In solid-phase extraction (SPE), the extraction materials depend on the physicochemical interactions to obtain the target analytes from complex systems. However, many matrix interferences existing in real samples influence the extraction efficiency through these common interactions. Therefore, extraction materials based on more special interactions for biological systems need to be developed. In this work, live microorganisms including Escherichia coli and Staphylococcus aureus were considered as the potential biological SPE (bio-SPE) materials with their biological functions in the live state.
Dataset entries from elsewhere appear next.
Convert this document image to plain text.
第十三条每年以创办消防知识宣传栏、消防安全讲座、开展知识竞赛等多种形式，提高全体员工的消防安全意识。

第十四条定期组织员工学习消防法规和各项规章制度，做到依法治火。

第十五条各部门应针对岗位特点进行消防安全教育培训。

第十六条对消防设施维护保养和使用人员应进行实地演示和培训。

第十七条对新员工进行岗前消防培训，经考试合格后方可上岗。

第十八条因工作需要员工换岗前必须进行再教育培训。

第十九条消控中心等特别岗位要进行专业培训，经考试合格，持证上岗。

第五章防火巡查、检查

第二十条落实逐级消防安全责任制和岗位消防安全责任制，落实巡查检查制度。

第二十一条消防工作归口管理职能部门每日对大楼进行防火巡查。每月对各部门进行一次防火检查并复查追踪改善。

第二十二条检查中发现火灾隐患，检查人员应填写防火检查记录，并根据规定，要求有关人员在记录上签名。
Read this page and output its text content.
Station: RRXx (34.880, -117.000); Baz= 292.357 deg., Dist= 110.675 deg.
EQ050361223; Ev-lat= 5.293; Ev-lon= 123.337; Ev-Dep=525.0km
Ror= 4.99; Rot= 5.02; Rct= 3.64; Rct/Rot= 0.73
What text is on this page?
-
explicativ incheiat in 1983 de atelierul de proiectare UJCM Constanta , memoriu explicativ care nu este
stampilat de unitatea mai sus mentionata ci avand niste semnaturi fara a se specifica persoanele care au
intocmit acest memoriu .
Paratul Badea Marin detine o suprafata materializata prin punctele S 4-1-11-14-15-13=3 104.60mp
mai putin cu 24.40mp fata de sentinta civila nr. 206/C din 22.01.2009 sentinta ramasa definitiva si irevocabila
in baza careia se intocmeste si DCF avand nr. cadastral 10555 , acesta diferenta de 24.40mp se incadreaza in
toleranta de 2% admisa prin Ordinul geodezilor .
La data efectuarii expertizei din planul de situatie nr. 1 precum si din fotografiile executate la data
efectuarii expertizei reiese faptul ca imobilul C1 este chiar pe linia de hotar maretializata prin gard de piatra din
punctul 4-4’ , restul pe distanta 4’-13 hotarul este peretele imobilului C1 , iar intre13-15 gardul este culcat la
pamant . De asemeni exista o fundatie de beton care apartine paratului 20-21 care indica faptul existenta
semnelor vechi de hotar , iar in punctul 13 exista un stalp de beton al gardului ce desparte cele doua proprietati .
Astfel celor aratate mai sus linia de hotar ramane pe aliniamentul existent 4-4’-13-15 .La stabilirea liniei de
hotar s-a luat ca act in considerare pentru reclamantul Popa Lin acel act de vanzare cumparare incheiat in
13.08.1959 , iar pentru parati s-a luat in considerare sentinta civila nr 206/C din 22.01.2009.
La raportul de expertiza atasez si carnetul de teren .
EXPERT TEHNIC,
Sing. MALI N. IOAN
To study the enrichment and selectivity of the bio-SPE, four antibacterial drugs and two non-antibacterial drugs were employed as the target analytes. The enrichment factor (EF) was used as the evaluation index. The results showed that when using chlorpheniramine (CPM) and ofloxacin (OFLO), the enrichment capacity of E. coli was better than that of S. aureus. When extracting a single analyte, the enrichment ability of E. coli for CPM was significantly higher than other analytes, and the EF was 8.5. In a mixture solution of antibacterial analytes, OFLO could be enriched mostly by E. coli. However, in the mixture solution of antibacterial and non-antibacterial analytes, CPM was enriched more than that of antibacterial analytes. In real rat plasma, bio-SPE using live E. coli could obviously extract CPM, while traditional liquid-liquid extraction could not. The confocal microscopy results showed that the extraction mechanism may not only depend on the surface adsorption of bacteria with analytes but also on the uptake into bacteria. This provides a valuable basis for the development of more biological separation materials based on biological interactions.